Arad mahallede kaldığı süre boyunca anlattıkları dışında çizdiği bir resimle, bizi, Boğaz’dan geçen Sovyet gemilerinin bacalarındaki orak çekiç kadar etkili olduğunu anladığımız başka bir simgesiyle tanıştırdı. Olması gerekenden önce tanışılan “gölgeli Che resmi” en az orak çekiç kadar etkiliydi.

Şimdi yaşansa komik gelir lakin o yıllarda, Boğaz’dan giren bir Sovyet gemisinin ilginç bir büyüsü vardı. Beykoz’dan Üsküdar önüne “nazlı nazlı süzülürken” semtin TKP’li abilerine ve ablalarına sol yumruklarını kaldırtacak kadar etkili bir şeydi. Sadece Türkiye’de değil neredeyse dünyanın tamamında tabu sayılan bu simgenin Boğaz’dan içeri girdiği an, ülkeye sinmiş faşizmin en aciz kaldığı andı. Okul camından parmakla işaret edip anlamı sorulduğu vakit, öğretmene meslek hayatının en zor anlarını yaşatan bu sembole meftun olmuş ana babaların çocuklar olarak Che’ye vurulmamız uzun sürmedi.

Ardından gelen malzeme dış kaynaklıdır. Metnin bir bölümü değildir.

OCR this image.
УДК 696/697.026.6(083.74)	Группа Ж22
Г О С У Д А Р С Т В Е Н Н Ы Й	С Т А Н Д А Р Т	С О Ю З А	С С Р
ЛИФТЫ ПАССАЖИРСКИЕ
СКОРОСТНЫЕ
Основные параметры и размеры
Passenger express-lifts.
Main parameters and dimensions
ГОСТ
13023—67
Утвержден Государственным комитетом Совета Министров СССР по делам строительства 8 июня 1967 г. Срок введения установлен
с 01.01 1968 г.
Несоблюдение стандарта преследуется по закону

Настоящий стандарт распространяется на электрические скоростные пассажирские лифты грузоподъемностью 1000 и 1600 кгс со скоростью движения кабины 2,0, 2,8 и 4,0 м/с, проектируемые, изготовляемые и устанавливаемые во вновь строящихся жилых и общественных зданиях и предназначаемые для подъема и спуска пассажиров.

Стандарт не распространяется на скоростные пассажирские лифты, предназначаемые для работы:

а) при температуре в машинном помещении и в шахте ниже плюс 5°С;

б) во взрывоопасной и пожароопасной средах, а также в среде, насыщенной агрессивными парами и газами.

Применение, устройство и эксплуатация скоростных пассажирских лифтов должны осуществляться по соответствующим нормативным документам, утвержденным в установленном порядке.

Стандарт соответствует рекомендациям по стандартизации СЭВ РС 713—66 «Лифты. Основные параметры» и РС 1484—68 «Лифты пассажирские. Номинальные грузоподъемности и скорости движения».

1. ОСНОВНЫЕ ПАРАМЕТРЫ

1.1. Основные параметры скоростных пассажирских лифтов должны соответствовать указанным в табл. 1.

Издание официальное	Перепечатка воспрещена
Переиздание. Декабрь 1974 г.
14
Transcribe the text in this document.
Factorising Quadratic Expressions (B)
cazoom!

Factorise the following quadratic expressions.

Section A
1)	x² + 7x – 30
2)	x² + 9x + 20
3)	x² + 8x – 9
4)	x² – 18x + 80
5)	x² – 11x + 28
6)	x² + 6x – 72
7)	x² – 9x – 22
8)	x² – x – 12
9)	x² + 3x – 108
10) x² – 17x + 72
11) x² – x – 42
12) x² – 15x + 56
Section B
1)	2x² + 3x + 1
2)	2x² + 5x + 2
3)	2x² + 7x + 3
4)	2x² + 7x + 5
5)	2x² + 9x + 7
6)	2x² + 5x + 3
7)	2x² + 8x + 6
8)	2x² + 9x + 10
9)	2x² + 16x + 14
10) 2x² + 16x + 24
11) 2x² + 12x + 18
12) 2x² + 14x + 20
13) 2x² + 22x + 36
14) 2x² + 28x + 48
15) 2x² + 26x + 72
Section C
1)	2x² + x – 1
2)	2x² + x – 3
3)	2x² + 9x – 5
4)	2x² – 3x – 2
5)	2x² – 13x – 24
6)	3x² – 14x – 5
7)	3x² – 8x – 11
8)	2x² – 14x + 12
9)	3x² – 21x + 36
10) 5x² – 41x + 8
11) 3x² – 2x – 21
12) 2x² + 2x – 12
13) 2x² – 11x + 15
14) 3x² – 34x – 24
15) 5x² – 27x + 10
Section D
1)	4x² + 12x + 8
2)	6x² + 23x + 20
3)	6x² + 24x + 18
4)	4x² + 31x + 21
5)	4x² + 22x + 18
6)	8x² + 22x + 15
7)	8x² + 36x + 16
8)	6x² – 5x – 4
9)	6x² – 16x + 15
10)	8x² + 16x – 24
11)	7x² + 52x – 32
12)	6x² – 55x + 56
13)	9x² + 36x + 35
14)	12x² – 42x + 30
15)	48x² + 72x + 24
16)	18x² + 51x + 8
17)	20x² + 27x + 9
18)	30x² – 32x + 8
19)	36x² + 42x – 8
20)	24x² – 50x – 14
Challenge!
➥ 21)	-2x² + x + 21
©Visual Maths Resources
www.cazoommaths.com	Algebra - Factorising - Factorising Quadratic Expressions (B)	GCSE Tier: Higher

Kâğıt üzerine kalemi hiç kaldırmadan bir kerede nakşedilen Che resmini, birkaç kareli defter sonunda iyice öğrenmiştik.

Bu hüner üniversitede okuyan politik abi ve ablaların şaşırmaktan ya da sevinmekten ziyade, taktire şayan karşıladığı bir hünerdi. Bir abi ya da abla tarafından ders çalıştırılıyorken deftere elini kaldırmadan daan diye çizilen Che, en az Boğaz’dan geçen orak çekiç kadar değerliydi.

Arad, birkaç yıl sonra ailesiyle birlikte Fransa’ya kaçmayı başaran ağabeyinin yanına gittiğinde, yerinden yurdundan edilmenin ne anlama geldiğini iyice anlamıştık.

Aşağı mahallenin yani Suyolcu Bekir sokağı yolu boyunca oturan bugün yaşını kırklara yaslamış tüm genç tekaütlerinin, politik bir birey olmasının birinci dereceden Arad’la ilgisi vardır. En azından kuvvetli bir ihtimaldir.
O yüzden Marjane Satrapi’nin Persepolis filmi, Suyolcu Bekir Sokak boyu oturan gençlerin istisnasız en değerli filmlerinden biridir.